"Riuk piuh dunia begitu ramai, tapi aku begitu sepi, begitu hampa, seperti tanpa rasa"–Syakia
Part yang ini full Syakia yang berbicara.
Syakia Pov
Saat ini aku tengah duduk di teras rumah menatap daun-daun dari tangkai bunga yang berliuk-liuk mengikuti irama angin.
Kini keadaanku sudah lebih baik dibandingkan saat di rumah sakit waktu itu. Bukan berarti aku melupakan atas apa yang terjadi kala itu, namun aku hanya mencoba untuk berlapang dada dari apa yang telah ku lalui.
Jika boleh bilang, dulu aku hampir menyerah, aku merasa begitu hancur, aku merasa begitu bersalah, aku merasa telah membunuh anakku untuk melindungi anakku yang lain. Bahkan aku juga harus menerima kemarahan umi, dan sampai saat ini umi masih enggan berbicara pada Fahmi. Iya, hubungan ibuku dan suamiku kini renggang.
Aku tidak mengerti mengapa takdir begitu senang mengaduk hati dan perasaanku. Tapi kuyakinkan hati bahwa suatu saat pasti aku bahagia, entah kapan, aku juga tidak tahu.

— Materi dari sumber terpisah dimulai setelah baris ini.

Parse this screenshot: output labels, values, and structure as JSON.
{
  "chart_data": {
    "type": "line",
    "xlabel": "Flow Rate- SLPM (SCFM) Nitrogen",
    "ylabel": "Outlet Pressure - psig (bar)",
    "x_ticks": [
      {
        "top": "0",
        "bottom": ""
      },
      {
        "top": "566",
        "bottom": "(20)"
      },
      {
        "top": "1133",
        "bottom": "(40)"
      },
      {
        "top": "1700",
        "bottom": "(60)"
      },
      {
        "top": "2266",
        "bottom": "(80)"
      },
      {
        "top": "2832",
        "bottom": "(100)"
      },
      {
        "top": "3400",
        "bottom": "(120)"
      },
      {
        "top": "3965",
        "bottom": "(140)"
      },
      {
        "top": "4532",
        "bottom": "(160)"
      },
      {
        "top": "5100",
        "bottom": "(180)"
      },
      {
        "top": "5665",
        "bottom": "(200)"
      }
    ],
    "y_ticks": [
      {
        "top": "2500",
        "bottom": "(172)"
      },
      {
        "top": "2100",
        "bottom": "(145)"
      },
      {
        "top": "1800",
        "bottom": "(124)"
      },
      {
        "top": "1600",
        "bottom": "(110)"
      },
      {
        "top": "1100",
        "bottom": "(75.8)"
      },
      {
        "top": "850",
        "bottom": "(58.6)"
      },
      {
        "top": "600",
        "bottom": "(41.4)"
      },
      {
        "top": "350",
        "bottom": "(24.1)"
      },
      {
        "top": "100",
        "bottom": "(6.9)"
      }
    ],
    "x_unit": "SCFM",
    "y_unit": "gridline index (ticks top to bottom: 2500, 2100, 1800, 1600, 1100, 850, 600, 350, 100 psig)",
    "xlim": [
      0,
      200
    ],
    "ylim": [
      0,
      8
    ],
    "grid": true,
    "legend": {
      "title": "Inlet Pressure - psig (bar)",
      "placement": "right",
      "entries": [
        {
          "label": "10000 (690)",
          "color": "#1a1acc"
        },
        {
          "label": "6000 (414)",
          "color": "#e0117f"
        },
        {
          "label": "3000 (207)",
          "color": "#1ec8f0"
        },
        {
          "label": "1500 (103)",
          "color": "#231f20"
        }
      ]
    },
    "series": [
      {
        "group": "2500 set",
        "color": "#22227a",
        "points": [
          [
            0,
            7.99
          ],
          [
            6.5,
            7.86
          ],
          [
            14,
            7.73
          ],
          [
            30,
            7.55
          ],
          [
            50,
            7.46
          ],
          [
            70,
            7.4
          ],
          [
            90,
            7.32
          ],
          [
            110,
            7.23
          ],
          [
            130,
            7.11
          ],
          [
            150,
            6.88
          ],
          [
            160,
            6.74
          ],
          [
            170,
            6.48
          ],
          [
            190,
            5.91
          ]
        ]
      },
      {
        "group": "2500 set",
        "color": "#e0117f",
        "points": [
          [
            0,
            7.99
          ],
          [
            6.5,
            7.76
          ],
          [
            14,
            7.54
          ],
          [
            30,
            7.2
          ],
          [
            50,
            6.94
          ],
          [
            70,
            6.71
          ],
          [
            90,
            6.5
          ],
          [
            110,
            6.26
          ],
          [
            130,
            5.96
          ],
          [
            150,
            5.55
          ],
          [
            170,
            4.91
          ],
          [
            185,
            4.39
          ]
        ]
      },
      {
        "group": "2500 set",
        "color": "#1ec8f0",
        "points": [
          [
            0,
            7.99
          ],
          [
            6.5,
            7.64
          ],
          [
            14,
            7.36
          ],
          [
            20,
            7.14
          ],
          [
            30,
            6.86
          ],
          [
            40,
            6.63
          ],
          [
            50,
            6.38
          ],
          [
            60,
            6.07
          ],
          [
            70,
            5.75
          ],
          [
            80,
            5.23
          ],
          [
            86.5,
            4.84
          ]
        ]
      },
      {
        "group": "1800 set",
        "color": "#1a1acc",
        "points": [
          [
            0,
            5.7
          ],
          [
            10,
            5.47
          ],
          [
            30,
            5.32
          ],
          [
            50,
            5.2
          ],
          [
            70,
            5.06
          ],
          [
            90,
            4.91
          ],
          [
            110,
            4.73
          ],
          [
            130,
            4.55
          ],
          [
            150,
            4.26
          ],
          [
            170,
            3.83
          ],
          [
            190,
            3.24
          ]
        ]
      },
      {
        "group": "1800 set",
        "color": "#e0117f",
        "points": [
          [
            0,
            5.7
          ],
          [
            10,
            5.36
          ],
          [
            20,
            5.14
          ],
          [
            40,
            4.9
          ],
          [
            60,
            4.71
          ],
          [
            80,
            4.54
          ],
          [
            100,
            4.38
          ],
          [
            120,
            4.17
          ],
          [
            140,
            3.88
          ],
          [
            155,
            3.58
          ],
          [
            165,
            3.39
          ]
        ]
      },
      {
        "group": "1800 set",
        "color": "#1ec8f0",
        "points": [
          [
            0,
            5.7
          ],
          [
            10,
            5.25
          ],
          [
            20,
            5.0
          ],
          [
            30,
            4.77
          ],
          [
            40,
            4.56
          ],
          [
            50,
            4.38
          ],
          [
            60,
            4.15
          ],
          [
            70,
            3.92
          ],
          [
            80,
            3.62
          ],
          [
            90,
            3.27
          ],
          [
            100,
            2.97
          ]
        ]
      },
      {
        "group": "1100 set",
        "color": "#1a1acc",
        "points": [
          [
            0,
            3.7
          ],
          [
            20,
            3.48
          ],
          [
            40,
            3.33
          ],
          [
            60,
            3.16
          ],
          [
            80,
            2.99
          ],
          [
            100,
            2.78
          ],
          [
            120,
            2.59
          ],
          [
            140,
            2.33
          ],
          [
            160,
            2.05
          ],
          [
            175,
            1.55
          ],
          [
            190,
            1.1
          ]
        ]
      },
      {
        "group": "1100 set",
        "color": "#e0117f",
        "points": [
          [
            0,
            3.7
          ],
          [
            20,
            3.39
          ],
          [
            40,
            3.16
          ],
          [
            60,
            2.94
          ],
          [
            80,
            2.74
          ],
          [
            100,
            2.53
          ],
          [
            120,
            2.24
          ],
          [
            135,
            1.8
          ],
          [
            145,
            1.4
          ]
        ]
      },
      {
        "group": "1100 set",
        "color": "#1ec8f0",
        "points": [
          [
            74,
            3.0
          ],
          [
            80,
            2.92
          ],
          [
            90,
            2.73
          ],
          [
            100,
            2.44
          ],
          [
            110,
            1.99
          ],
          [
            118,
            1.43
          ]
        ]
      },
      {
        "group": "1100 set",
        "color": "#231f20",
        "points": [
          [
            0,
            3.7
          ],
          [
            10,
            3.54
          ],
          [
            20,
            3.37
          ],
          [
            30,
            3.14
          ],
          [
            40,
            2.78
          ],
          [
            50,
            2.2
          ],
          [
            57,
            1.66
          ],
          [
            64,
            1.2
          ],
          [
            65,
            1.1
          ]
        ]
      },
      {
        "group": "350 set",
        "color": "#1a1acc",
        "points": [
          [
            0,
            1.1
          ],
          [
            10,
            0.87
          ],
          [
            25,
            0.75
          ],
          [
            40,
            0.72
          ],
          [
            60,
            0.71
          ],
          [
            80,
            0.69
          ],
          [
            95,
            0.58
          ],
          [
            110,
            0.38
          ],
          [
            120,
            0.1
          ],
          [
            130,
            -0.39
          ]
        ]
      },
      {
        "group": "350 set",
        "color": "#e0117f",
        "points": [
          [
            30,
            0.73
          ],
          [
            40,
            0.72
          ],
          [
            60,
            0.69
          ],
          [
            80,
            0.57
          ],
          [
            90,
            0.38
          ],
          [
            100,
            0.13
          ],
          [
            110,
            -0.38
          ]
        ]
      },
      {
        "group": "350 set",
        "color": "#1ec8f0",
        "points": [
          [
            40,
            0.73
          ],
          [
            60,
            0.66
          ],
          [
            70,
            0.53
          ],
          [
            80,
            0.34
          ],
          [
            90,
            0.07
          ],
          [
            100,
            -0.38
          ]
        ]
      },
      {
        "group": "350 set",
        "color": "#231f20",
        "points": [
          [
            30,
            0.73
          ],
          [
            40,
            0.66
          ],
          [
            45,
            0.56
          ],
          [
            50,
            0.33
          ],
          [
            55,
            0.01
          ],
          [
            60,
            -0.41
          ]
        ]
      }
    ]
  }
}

Fokus ku teralihkan pada Anisa yang kini tengah berjalan menuju ke arahku, dia sendiri, tidak bersama Sarah atau Ilham, padahal aku merindukan mereka. Harusnya jika ingin kesini, Anisa membawa mereka juga.
"Assalamualaikum, Syakia" Ucapnya dengan senyum.
"Waalaikumsalam, Anisa, ayo masuk" Sambutku.
"Ah tidak Kia, kita bicara disini saja" Jawab Anisa.
"Tidak Anisa, di dalam akan lebih nyaman ngobrolnya, lagian kan kamu jarang-jarang berkunjung ke rumahku" Kataku berusaha membujuk. Dan akhirnya aku melihat anggukan dari Anisa.
"Duduklah, biar ku ambilkan minum dulu" Kataku lagi saat kami sudah di ruang tamu.
Aku beranjak ke dapur untuk membuat secangkir teh manis hangat karena udara hari ini cukup sejuk, jadi kupikir teh hangat mungkin lebih cocok di suguhkan dibanding minuman jus. Jangan mengejek ya, gini-gini juga, teh buatanku enak, ya karena teh seduh .
Aku kembali menemui Anisa dengan satu cangkir pada nampan yang ku bawa.
Setelah beberapa saat terdiam, Anisa mulai bicara. Dia menangis dan aku tak mengerti apa yang membuat dia menangis.
"Ada apa Anisa? katakan" Tanyaku bingung.
Dia menatapku sendu "Saat ini aku tidak tahu apa aku harus minta maaf atau berterimakasih"Ucapnya, aku semakin bingung.
"Kamu sudah menyelamatkan anakku aku sangat berterimakasih atas itu, tapi karena itu juga kamu kehilangan bayi kamu sendiri" Dia melanjutkan dengan isakan.
Aku mengelus bahunya pelan "Memang jalannya sudah seperti itu, dan aku patuhi suratan takdirku, tidak papa Anisa, kamu tidak perlu minta maaf"
"Tapi aku tetap tidak tenang, sikapku padamu tidak pernah baik, aku selalu iri dan marah"
"Aku juga, aku selalu cemburu padamu, jadi sama kan" Jawabku. "Lagian, saat itu aku bukan menolong anakmu, tapi anakku" Ucapku kemuadian, sengaja menghiburnya.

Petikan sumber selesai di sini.